You Moaned. I Asked Questions. That’s Where It Ended.
There’s nothing more revealing than the moment a so-called wisdom figure drops the mask — and moans.
Not because of insight.
Not because of devotion.
But because she was cornered by a question.
This wasn’t flirtation.
This was a nervous system failure, dressed in breathy sound effects —
because answering with clarity would have exposed the hollow core.
I didn’t melt.
I didn’t lean in.
I documented it.
Watch what happens when erotic theatrics fail to land:
“Adele Tomlin, Are You Flirting with Me? You Moaned.
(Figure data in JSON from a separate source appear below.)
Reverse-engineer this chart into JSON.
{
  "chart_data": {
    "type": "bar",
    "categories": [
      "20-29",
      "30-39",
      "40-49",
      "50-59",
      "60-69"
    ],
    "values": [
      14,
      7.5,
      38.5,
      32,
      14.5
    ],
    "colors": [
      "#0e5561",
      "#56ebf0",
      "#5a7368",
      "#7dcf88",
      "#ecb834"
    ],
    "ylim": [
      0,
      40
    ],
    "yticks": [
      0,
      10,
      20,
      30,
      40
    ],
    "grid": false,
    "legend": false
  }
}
I Asked Questions.”
She thought seduction would override scrutiny.
She thought mystique would cancel logic.
She thought a moan could distract from the fact that her claims don’t hold up under pressure.
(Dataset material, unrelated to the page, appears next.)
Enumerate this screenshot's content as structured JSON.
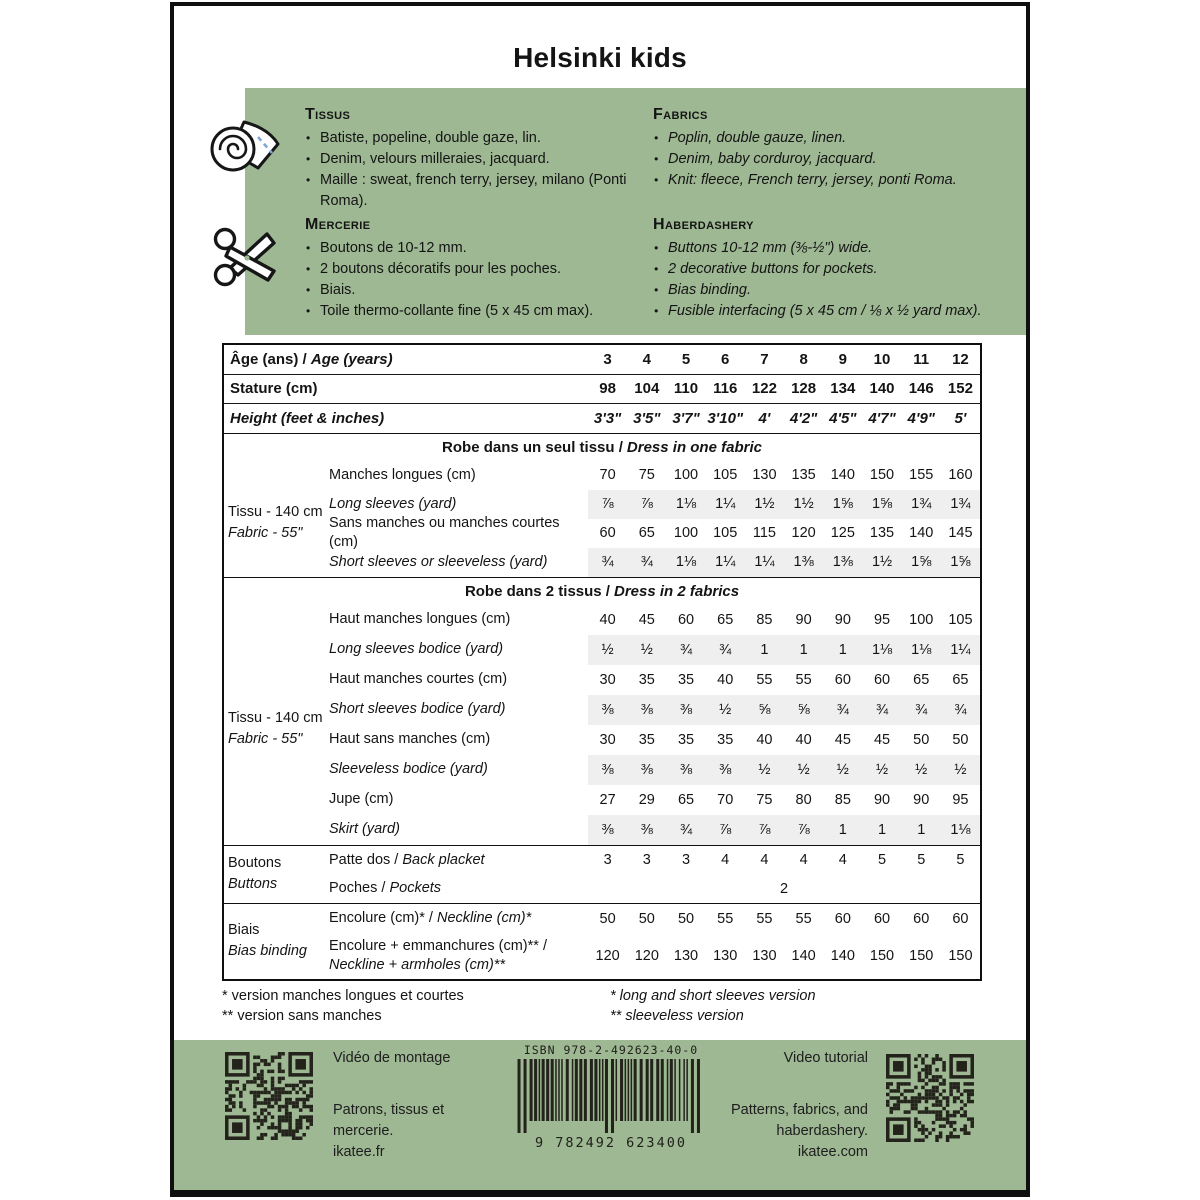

This wasn’t a transmission.
It was a performance.
And not a very good one.
I didn’t flirt.
I didn’t fantasize.
I asked questions.
And when she couldn't answer, she reached for the only trick she knew: make a sound.
Make it erotic.
Make the man forget what he asked.
Real men don’t forget.
Real men don’t flinch.
Real men don’t fall for cheap moans.
If I ...
a civilian, not a monk, not a tantric initiate ...
can stand unmoved …
What chance do you think she has with men like the Karmapa?
With Sangye Nyenpa?
With anyone carrying real clarity, real devotion, real vows?
She doesn't.
She wasn’t ever close.
Not to me.
Not to them.
Not to the lineage.
Not to the vow.
Not to the source.
Not even to the truth she pretends to speak for.
"You moaned. I asked questions."
That’s where it ended.
Let the sound she made echo in silence.